Medhat S. Hannallah, MD; Raj Parekh, MD; Shahine Baghai, MD

Letter to the Editor:

To the Editor:

Cryoablation is increasingly used to treat unresectable malignant tumors. During cryotherapy it may not be possible to immediately remove the freezing element from an organ in an emergency without active thawing. We recently cared for a patient that illustrated the risk of the frozen instrument during cryotherapy of the kidney in the prone position and the benefits of proactive communication.

A 65-year-old man was scheduled for a computed tomography (CT)-guided percutaneous cryoablation of a right kidney tumor. The patient had multiple medical problems including obesity, obstructive sleep apnea, and a difficult airway. The procedure, which was to include multiple advancements and withdrawals of the patient inside and outside of a CT scanner, was to be performed under general anesthesia with an endotracheal tube and in the prone position.

Once the freezing process was initiated, the patient could not be immediately turned supine in the event of an emergency.1 Therefore, the interventional radiology (IR) team agreed to verbally notify the anesthesia team who would perform a quick check to rule out any airway or hemodynamic issues. The treatment was concluded uneventfully and the patient was turned to the supine position and his trachea was extubated upon full awakening.


*John E Eberts, HealthTronics, Inc, Austin, TX. Figure 1: Four cryoablation probes placed through dermal incisions with patient in the prone position.

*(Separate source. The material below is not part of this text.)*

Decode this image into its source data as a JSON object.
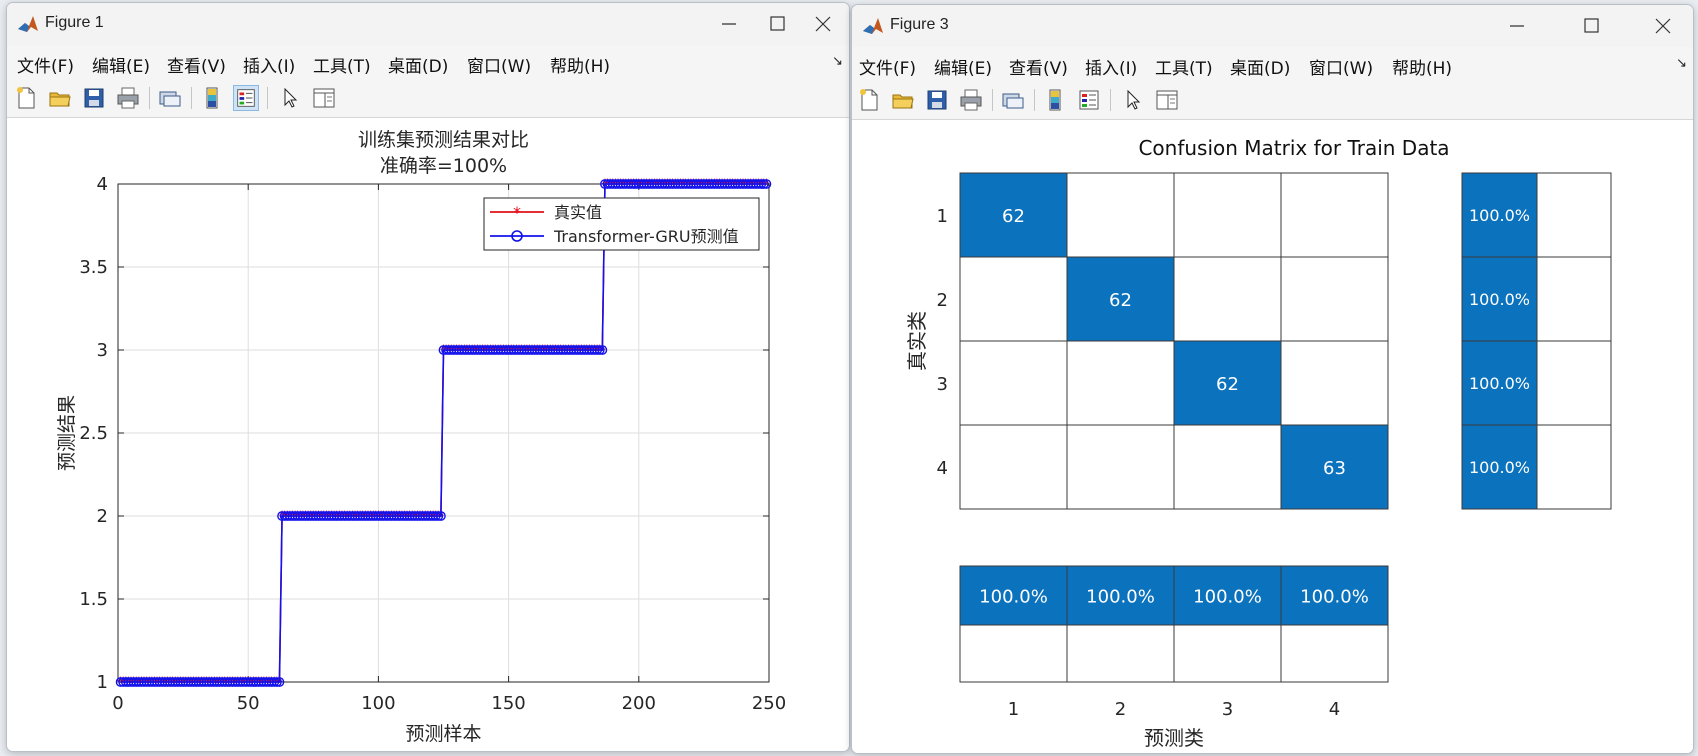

Percutaneous cryoablation is increasingly utilized to treat small renal masses that are concerning enough to warrant treatment but reside in poor surgical candidates.2 Renal masses are frequently approached posteriorly which requires the patient to be in the prone position. The probes will be firmly anchored to the patient’s tissues during the tumor freezing process. They are either allowed to thaw spontaneously, which takes approximately 10 minutes, or they are actively thawed, which takes up to 2–3 minutes. Any attempt to forcibly remove the probes prior to complete thawing may result in tissue avulsion and hemorrhage.3

This patient had multiple comorbidities that increased his risk of complications in the prone position. The fact that the frozen probes could not be immediately removed in an emergency meant that the patient could not be immediately turned supine. The IR team, therefore, alerted the anesthesia team each time freezing was about to start.

Cryoablation of kidney tumors is sometimes performed with the patient placed in the decubitus position with the treatment side down.4 The decubitus position allows access to the airway but would compromise the efficacy of cardiopulmonary resuscitation.

During cryotherapy the anesthesia professional needs to be familiar with the potential risk of the frozen instrument. Communication with the proceduralist before the start of each freezing cycle is important for patient safety.

Dr. Hannallah is an Associate Professor in the Department of Anesthesiology at Medstar Georgetown University Hospital in Washington, DC.

Dr. Parekh is a resident physician in the Department of Anesthesiology at Medstar Georgetown University Hospital in Washington, DC.

Dr. Baghai was an interventional radiology fellow in the Department of Radiology at Medstar Georgetown University Hospital, and is currently employed with Mid-Atlantic Permanente Medical Group, Rockville, MD.

Drs. Hannallah, Parekh, and Baghai report no conflicts of interest for this article.